Seinen Einstieg in die Tesla-Welt hatte der ehemalige Ford-Manager Munro im Februar 2018, als er ein frühes Model 3 untersuchte. Von der Qualität der Karosserie zeigte er sich entsetzt und verglich sie mit Kia in den 1990er Jahren. Je tiefer er sich allerdings mit dem Rest des Elektroautos beschäftigte, desto stärker angetan zeigte er sich davon. Bei der späteren Zerlegung eines Model Y bescheinigte er Tesla, auch beim äußeren Eindruck große Fortschritte gemacht zu haben, bemängelte aber auch daran Schludrigkeiten. Und das aufgefrischte Model 3, das er sich in diesem Januar vornahm, machte Munro sogar ratlos: An dessen linker Seite saßen die Bleche fast tadellos, rechts aber fand er schief sitzende und überstehende Karosserie-Teile.
Natürlich nutzte Munro jetzt die Gelegenheit, den Tesla-Chef auch darauf anzusprechen. Besonders verwundere ihn, dass ein anderes Model 3, das er auf seiner Reise gesehen habe, sogar rundum makellos war, sagte er. Es habe eine Weile gedauert, die Probleme im Produktionsprozess auszubügeln, erklärte Musk dazu, und plauderte dann aus dem Nähkästchen. Manchmal werde er von Freunden gefragt, wann sie einen Tesla kaufen sollten, berichtete der CEO. Seine offene Antwort: „Entweder ganz am Anfang oder wenn die Produktion einen stetigen Zustand erreicht hat“.

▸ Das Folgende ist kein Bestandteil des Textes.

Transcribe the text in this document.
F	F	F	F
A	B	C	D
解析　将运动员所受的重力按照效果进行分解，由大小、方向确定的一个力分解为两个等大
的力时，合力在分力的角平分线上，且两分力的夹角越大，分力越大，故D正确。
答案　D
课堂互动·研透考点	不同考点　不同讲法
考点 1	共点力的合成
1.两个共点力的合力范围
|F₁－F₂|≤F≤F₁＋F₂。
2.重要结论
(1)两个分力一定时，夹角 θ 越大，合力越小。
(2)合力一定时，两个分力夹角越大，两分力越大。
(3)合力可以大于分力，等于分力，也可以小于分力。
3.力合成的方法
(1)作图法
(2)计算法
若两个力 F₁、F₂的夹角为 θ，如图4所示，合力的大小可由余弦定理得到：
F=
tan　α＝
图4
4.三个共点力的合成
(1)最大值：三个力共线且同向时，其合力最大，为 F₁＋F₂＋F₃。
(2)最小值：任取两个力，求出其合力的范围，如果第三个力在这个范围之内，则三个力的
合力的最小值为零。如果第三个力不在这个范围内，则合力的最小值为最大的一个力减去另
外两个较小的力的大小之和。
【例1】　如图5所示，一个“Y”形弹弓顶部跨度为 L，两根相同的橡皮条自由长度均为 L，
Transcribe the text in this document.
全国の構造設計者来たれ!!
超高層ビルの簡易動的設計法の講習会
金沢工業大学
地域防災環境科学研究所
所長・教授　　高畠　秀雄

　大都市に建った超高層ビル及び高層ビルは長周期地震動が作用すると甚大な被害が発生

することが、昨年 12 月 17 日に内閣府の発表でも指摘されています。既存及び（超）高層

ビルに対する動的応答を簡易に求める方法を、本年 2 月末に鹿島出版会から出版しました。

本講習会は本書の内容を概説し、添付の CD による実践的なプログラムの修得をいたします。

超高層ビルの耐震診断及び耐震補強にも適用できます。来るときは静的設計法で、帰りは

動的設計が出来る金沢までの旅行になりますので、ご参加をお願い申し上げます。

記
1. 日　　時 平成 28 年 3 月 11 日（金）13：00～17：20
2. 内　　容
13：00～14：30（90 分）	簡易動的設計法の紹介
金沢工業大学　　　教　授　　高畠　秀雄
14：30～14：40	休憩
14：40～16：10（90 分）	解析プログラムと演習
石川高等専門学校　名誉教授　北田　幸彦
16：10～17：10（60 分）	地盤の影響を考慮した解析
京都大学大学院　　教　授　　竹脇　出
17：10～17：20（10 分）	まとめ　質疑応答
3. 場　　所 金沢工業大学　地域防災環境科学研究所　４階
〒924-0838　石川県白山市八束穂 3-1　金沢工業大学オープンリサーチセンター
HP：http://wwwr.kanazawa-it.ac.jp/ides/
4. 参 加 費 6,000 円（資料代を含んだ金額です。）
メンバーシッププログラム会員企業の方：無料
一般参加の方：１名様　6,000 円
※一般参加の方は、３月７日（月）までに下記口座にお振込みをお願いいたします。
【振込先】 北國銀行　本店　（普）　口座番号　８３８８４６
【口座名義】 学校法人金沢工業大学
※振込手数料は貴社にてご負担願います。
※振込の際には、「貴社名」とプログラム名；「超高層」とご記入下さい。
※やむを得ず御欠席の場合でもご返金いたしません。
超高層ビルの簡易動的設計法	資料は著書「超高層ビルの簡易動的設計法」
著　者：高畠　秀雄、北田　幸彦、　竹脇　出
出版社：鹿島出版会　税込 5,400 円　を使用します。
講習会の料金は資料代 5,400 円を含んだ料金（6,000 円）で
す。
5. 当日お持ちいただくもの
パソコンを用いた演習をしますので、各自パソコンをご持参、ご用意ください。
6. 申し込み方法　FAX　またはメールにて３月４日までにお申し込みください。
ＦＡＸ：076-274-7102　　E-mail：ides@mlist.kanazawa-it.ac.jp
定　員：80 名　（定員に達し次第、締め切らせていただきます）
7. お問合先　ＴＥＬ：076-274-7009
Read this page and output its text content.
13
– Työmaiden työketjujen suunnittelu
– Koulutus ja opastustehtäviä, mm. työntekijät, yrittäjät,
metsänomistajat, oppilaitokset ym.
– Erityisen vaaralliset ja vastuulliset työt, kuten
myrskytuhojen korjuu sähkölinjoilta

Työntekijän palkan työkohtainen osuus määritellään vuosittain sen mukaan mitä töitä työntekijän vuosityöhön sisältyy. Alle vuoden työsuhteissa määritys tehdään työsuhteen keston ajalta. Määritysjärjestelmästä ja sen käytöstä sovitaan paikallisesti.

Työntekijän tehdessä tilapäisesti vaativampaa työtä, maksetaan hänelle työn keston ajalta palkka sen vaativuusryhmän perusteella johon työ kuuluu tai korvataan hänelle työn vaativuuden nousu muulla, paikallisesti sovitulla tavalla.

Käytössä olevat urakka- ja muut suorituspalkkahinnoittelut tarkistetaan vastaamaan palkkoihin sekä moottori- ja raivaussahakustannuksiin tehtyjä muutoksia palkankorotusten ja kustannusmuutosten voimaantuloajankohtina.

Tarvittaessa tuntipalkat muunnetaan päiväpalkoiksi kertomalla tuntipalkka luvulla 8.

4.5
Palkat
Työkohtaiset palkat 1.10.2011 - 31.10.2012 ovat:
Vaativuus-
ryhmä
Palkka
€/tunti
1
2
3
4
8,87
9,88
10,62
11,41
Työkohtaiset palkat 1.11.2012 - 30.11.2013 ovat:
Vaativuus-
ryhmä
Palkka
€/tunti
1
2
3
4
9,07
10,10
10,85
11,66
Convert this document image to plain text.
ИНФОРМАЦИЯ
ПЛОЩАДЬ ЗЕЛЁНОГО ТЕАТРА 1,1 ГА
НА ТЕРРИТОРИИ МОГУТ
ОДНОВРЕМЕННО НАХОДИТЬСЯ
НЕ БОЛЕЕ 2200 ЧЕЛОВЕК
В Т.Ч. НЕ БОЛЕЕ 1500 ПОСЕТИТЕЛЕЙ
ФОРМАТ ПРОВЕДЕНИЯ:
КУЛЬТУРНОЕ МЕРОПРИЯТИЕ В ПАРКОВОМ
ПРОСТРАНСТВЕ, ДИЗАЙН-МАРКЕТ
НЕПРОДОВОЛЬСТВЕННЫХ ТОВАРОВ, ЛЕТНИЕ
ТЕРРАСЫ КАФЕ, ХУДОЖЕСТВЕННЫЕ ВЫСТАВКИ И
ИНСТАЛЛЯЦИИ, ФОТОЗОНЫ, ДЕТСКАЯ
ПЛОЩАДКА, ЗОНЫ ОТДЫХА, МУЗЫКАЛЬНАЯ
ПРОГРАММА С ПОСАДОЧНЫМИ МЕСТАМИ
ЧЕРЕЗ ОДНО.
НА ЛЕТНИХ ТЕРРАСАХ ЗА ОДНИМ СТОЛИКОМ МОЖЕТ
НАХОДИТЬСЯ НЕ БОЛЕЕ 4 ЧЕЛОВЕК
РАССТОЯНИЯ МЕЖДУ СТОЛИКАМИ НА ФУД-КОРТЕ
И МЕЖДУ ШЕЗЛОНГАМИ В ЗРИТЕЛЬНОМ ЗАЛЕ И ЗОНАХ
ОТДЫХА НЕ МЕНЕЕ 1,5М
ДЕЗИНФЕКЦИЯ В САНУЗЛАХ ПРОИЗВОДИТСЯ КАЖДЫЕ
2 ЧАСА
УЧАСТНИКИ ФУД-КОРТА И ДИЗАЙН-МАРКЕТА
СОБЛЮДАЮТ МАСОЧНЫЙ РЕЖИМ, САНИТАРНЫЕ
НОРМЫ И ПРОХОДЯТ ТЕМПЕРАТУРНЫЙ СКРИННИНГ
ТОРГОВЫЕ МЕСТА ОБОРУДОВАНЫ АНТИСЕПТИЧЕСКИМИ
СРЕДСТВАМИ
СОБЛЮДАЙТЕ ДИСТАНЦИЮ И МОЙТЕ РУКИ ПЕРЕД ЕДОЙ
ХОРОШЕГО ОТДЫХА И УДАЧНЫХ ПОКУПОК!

Während des Hochlaufs dagegen befinde sich Tesla in einer Art „vertikalen Anstiegsmodus“, der es extrem schwierig mache, alle kleinen Details richtig hinzubekommen. Wer ein rundum gelungenes Auto wolle, solle also sehr früh kaufen oder erst dann, wenn die Produktion nicht mehr steige, wiederholte Musk. Mit Blick auf das Model 3 sagte er, Tesla habe die Produktions- und Lack-Qualität gegen Ende 2020 deutlich verbessert. Zur Lackierung, die bislang von vielen Kunden kritisiert wurde, laut Munro bei seinem aktuellen Model 3 aber sehr gut ist, erklärte Musk, zwischendurch habe Tesla nicht genügend Zeit zum Trocknen eingeplant. Das habe sich aber erst anschließend herausgestellt und sei inzwischen korrigiert.
Deutsche Tesla-Produktion weniger kritisch?
Damit dürfte jetzt ein günstiger Zeitpunkt sein, um ein Model 3 aus den USA zu bestellen (Teslas aus China sollen ohnehin von hoher Produktionsqualität sein). Allerdings ist bei Tesla eigentlich immer irgendwo Hochlauf, und für europäische Interessenten stellt sich die Frage, wie es dann mit dem Model Y aus der neuen Gigafactory in Deutschland aussehen wird. Doch Musk weckte in dem Gespräch auch die Hoffnung, dass dieses Elektroauto weniger Probleme machen wird: Wenn wie beim Model 3 viele kleine Elemente verbunden werden müssten, könne das insgesamt selbst dann zu Ungenauigkeiten führen, wenn die Toleranzen bei jedem einzelnen davon sehr gering seien, sagte er. Aber dank Heck- und Front-Rahmen aus jeweils einem Guss dürfte zumindest dieser Effekt beim deutschen Model Y keine große Rolle mehr spielen.